Administrator, Prof. Yancy discuss Community Safety Advisory Board at Faculty Senate

Daily file photo by Catherine Buchaniec

Rebecca Crown Center, which includes the office of the VP for Business and Finance. University administrators emphasized the Community Safety Advisory Board as a “clean slate.”

Yunkyo Kim, Development and Recruitment Editor

Feinberg Prof. Clyde Yancy and Senior Vice President for Business and Finance Craig Johnson updated faculty about the Community Safety Advisory Board at a Wednesday Faculty Senate meeting.

One of the University’s initiatives since June has been bringing external consultants to assess security practices and operational communications approach, Johnson said. The results of the consultation will likely come out in the winter. The University will also undergo “reformulation” of the board, he said.

Johnson said Monday’s University Police budgetary report was in the “spirit of transparency.”

“So that’s out there,” he said. “And that’s a point of beginning, sort of how we reimagine and reconsider what we form in terms of holistic security and safety.”

Yancy, who was announced Nov. 13 as the chair of the Community Safety Advisory Board, said he chose to be in the position to start a “new period of listening” and “a clean slate.”
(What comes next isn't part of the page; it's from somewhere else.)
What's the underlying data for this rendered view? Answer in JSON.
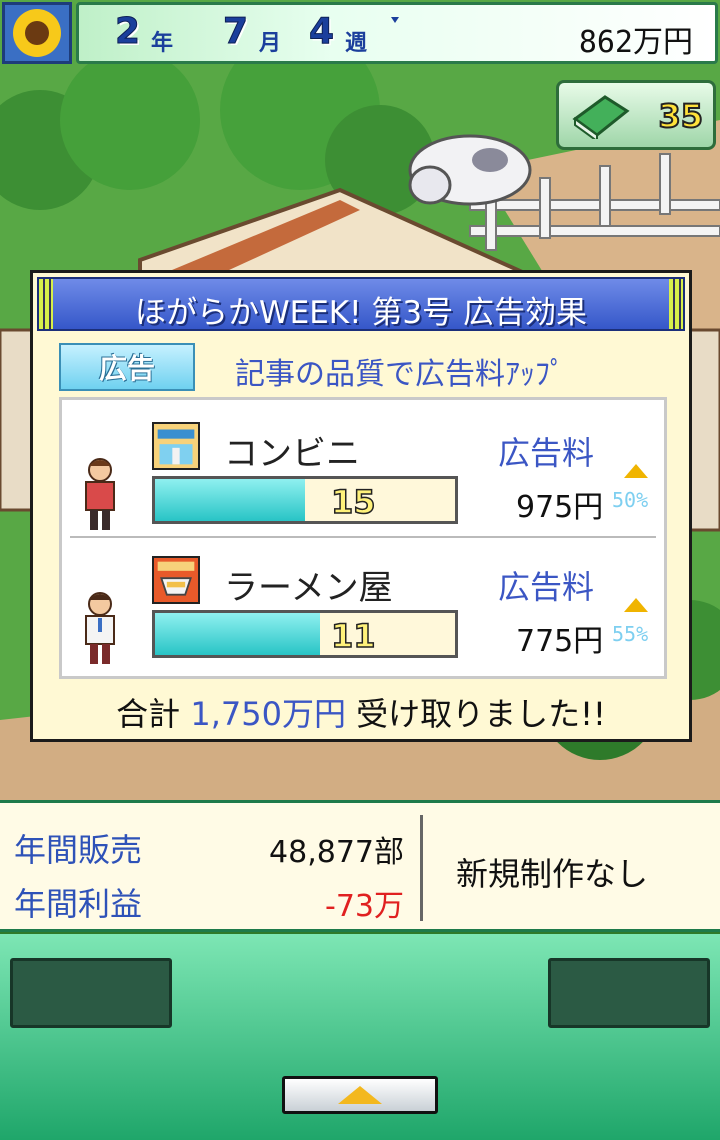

Furthermore, Yancy said he plans to bring his medical experience and scientific mindset to diagnose the problem and guide his future leadership.

“The first step in the process is identifying a problem that we wish to solve,” he said. “In my view, that problem is to make certain that we have a safe campus. We have a phraseology that we use often in the Feinberg campus, that is ubiquitous throughout other like-minded medical centers that are dealing with medical students, and that is to create safe spaces. There’s no reason why Evanston shouldn’t be a safe space.”

Yancy said the board has conversed with Associated Student Government senior leadership as well as other campus organizations, and that he was looking forward to speaking directly with students.

Yancy and the Faculty Senate proceeded to open up the floor to questions from faculty representatives.

Feinberg Prof. Lois Hedman said she appreciated the emphasis on forthcoming conversations being “open.”

“I think it’s very important what I’m hearing tonight about being open, that there’s nothing that’s predetermined, and listening,” Hedman said. “Because that’s not the message that we’ve heard recently, in particular, to be honest, from the president.”

One professor asked how the University is considering the fact NU is in Evanston and the fact students have been demonstrating in Evanston. Yancy replied the situation indicates the need for the board, as well as a component of NU’s safety infrastructure that “advocates on behalf of the campus” to Evanston Police Department.

The University should have the interests of students, administrators and faculty “at heart,” which it currently does not, Yancy said.

“We don’t need to have tension against our security safety entity, and then tension with the Evanston safety security entity,” Yancy said. “We need to be aligned.”